Post-Britpop, the vacuousness only deepened. Releases like 2000's Standing on the Shoulder of Giants and 2002's Heathen Chemistry further proved that the depth of Oasis' genre-mining related to its lack of focus. Nicking from countless English predecessors (T-Rex, the Kinks, the Stone Roses, etc.) wasn't enough of a sin; now Oasis was keen on making it all sound lumbering and banal.

Which brings us to Dig Out Your Soul, the group's eighth studio album and possibly the final nail in Oasis' pine box. Aside from "The Shock of the Lightning," where Liam cements his status as the most skillful vocalist ever at pronouncing long vowel sounds ("Love is a time macheeeeen/Up on the silver screeeeen"), and the poignant "I'm Outta Time" (Britpop's end theme if there ever was one), Dig Out Your Soul lacks any of the melodic verve and scuffed menace typical of the band's early efforts.

"Waiting for the Rapture" and "(Get Off Your) High Horse Lady" plod along underneath Noel's stock chord progressions and flat vocals. "Bag It Up" is a blues-bar stomp that's largely forgettable; it's then poorly rehashed later as "The Nature of Reality." And of course, no Oasis record would be complete without the Gallaghers' aimless nostalgia for You Know Who. Some instances are subtle: The opening drums to "Falling Down" are a nod to "Tomorrow Never Knows," while the coda to "The Turning" cribs from "Dear Prudence." Others border on idolatry, like the insertion of a John Lennon soundbite into "I'm Outta Time."

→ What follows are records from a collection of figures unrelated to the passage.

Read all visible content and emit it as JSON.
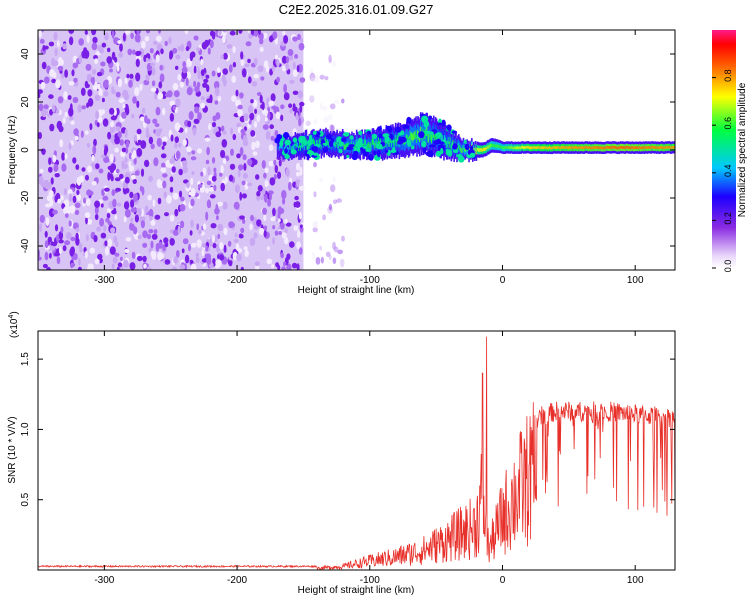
{
  "title": "C2E2.2025.316.01.09.G27",
  "colors": {
    "snr_line": "#e8302a",
    "background": "#ffffff",
    "axis": "#000000"
  },
  "chart_data": [
    {
      "type": "heatmap",
      "name": "spectrogram",
      "xlabel": "Height of straight line (km)",
      "ylabel": "Frequency (Hz)",
      "xlim": [
        -350,
        130
      ],
      "ylim": [
        -50,
        50
      ],
      "xticks": [
        -300,
        -200,
        -100,
        0,
        100
      ],
      "yticks": [
        -40,
        -20,
        0,
        20,
        40
      ],
      "noise_region": {
        "x_from": -350,
        "x_to": -150,
        "freq_span": [
          -50,
          50
        ],
        "amplitude": 0.05
      },
      "signal_track": [
        {
          "x": -170,
          "freq": 1,
          "amplitude": 0.3,
          "width": 4
        },
        {
          "x": -150,
          "freq": 2,
          "amplitude": 0.45,
          "width": 5
        },
        {
          "x": -130,
          "freq": 3,
          "amplitude": 0.45,
          "width": 5
        },
        {
          "x": -110,
          "freq": 2,
          "amplitude": 0.5,
          "width": 5
        },
        {
          "x": -90,
          "freq": 3,
          "amplitude": 0.45,
          "width": 6
        },
        {
          "x": -70,
          "freq": 5,
          "amplitude": 0.5,
          "width": 7
        },
        {
          "x": -60,
          "freq": 7,
          "amplitude": 0.5,
          "width": 8
        },
        {
          "x": -45,
          "freq": 4,
          "amplitude": 0.45,
          "width": 7
        },
        {
          "x": -30,
          "freq": 0,
          "amplitude": 0.5,
          "width": 4
        },
        {
          "x": -15,
          "freq": 0,
          "amplitude": 0.75,
          "width": 3
        },
        {
          "x": -8,
          "freq": 2,
          "amplitude": 0.6,
          "width": 3
        },
        {
          "x": 0,
          "freq": 1,
          "amplitude": 0.6,
          "width": 2.5
        },
        {
          "x": 20,
          "freq": 1,
          "amplitude": 0.75,
          "width": 2.5
        },
        {
          "x": 50,
          "freq": 1,
          "amplitude": 0.8,
          "width": 2.5
        },
        {
          "x": 90,
          "freq": 1,
          "amplitude": 0.85,
          "width": 2.5
        },
        {
          "x": 130,
          "freq": 1,
          "amplitude": 0.8,
          "width": 2.5
        }
      ],
      "colorbar": {
        "label": "Normalized spectral amplitude",
        "range": [
          0,
          1
        ],
        "ticks": [
          "0.0",
          "0.2",
          "0.4",
          "0.6",
          "0.8"
        ]
      }
    },
    {
      "type": "line",
      "name": "snr",
      "xlabel": "Height of straight line (km)",
      "ylabel": "SNR (10 * V/V)",
      "scale_label": "(x10",
      "scale_exponent": "4",
      "xlim": [
        -350,
        130
      ],
      "ylim": [
        0,
        1.7
      ],
      "xticks": [
        -300,
        -200,
        -100,
        0,
        100
      ],
      "yticks": [
        0.5,
        1.0,
        1.5
      ],
      "ytick_labels": [
        "0.5",
        "1.0",
        "1.5"
      ],
      "envelope": {
        "x": [
          -350,
          -140,
          -120,
          -100,
          -80,
          -60,
          -40,
          -20,
          -15,
          -12,
          -10,
          0,
          10,
          20,
          30,
          40,
          60,
          80,
          100,
          130
        ],
        "y": [
          0.02,
          0.02,
          0.04,
          0.1,
          0.15,
          0.22,
          0.35,
          0.5,
          0.9,
          0.35,
          0.25,
          0.6,
          0.85,
          1.05,
          1.17,
          1.2,
          1.2,
          1.2,
          1.18,
          1.15
        ]
      },
      "peaks": [
        {
          "x": -12,
          "y": 1.66
        },
        {
          "x": -15,
          "y": 1.4
        }
      ]
    }
  ]
}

That spacious guitar-and-drum sound, those big rhymes and anthemic choruses — they're here once more, Oasis still reaching for a pop grandiosity the group will never quite grasp. When Britpop was at its heady peak, the NME's Steven Wells made waves by panning the cultural movement, saying it was posturing typical of a faltering empire folks no longer gave a shit about. Fitting, really, because the same could be written of Oasis and Dig Out Your Soul.